Билет в одну сторону - Наталья Костина
Шрифт:
Интервал:
Закладка:
– Ну, крассава! – неподдельно обрадовался Веник. – Я знал, Грек, что ты, млять, не подведешь! Скидывай свое барахло и надевай гражданское, быстро! И халатик сверху! Опа! «Интернов» видал? Не, ну ты в халате чисто этот… в натуре, поп который! А я у тебя типа фершал буду! Га-га-га…
Я быстро облачился в цивильное, а поверх напялил белый халат.
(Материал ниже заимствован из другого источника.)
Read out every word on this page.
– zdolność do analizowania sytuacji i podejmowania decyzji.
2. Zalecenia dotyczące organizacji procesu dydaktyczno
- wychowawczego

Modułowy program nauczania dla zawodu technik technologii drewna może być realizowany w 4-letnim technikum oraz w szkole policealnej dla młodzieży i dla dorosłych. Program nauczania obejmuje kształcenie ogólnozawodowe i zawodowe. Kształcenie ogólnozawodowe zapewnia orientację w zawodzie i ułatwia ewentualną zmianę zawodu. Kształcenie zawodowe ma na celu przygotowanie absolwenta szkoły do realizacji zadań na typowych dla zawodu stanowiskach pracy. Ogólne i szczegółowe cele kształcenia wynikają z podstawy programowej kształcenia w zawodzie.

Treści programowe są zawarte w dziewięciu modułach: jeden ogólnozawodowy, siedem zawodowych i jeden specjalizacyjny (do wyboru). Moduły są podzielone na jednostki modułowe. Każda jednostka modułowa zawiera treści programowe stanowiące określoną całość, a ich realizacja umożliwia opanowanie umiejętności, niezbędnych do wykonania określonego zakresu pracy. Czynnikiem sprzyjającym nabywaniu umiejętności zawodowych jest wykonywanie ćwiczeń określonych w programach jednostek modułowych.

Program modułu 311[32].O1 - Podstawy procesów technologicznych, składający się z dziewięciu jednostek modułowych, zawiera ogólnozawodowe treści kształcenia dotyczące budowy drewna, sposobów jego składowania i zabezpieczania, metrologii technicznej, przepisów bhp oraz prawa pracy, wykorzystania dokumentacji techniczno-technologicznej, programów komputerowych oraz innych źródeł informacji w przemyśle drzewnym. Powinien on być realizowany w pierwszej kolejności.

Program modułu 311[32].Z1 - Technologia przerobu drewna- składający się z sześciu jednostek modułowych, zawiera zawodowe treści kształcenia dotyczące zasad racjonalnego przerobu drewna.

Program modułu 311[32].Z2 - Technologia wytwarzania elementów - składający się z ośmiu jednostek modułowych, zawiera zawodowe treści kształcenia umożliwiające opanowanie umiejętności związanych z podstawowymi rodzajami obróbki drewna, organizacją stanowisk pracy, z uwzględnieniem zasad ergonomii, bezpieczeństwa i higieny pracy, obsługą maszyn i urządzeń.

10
На шею мне для пущей важности повесили стетоскоп, а в кармане халата нашлась одноразовая голубая маска.
– Как к воротам подойдешь – наденешь маску. Нечего рожей светить – вдруг у него там камеры? А ты ваще меньше рот разевай, а то еще ляпнешь что-нибудь… не в тему! – велел Санёк «фельдшеру». – Да, на тебе вот это… – Старший нашей «бригады» сунул мне что-то, похожее на банковскую пластиковую карточку. – Ксива липовая, но фотка – настоящая. Кучу бабок за нее отвалил! Скажешь, брателло тебе дал. Вот, мобила его. Позвонишь, и все тип-топ, как договорились. Ну, давайте, давайте, в темпе! Нам его еще обрабатывать надо!
Это слово мне не понравилось. Однако еще больше мне не понравилось лицо на пластике: тяжелый наглый взгляд, выбритая голова, а посередине – этот их чуб, или «оселедець» – да, типичный бандерштат, тут Веник не соврал. Вот суки… И братец у него наверняка такой же – уверенный, что за деньги – они же бабло, капуста, зеленые, баксы – им все с рук сойдет. Ненависть к мажорам – сынкам, папаши которых готовы отмазать своих чад от всего, в том числе и от убийства, у меня, выросшего во дворе панельной многоэтажки на окраине Тамбова, вскипела в крови пьяными пузырьками. Не-е-ет, я пойду… и уговаривать больше не надо! Потому что ЭТИ еще и переворот в стране сделали в свою пользу, чтоб совсем сесть на голову народу. Тупому и одураченному народу. Так что никакое это не ограбление и похищение, а… «А что? – ехидно спросила где-то глубоко моя не до конца подавленная совесть. – Игра в Робин Гуда, благородного разбойника из Шервудского леса?» Я дал своей совести полновесного пенделя и загнал ее в самый темный угол – сиди и помалкивай, не твое собачье дело!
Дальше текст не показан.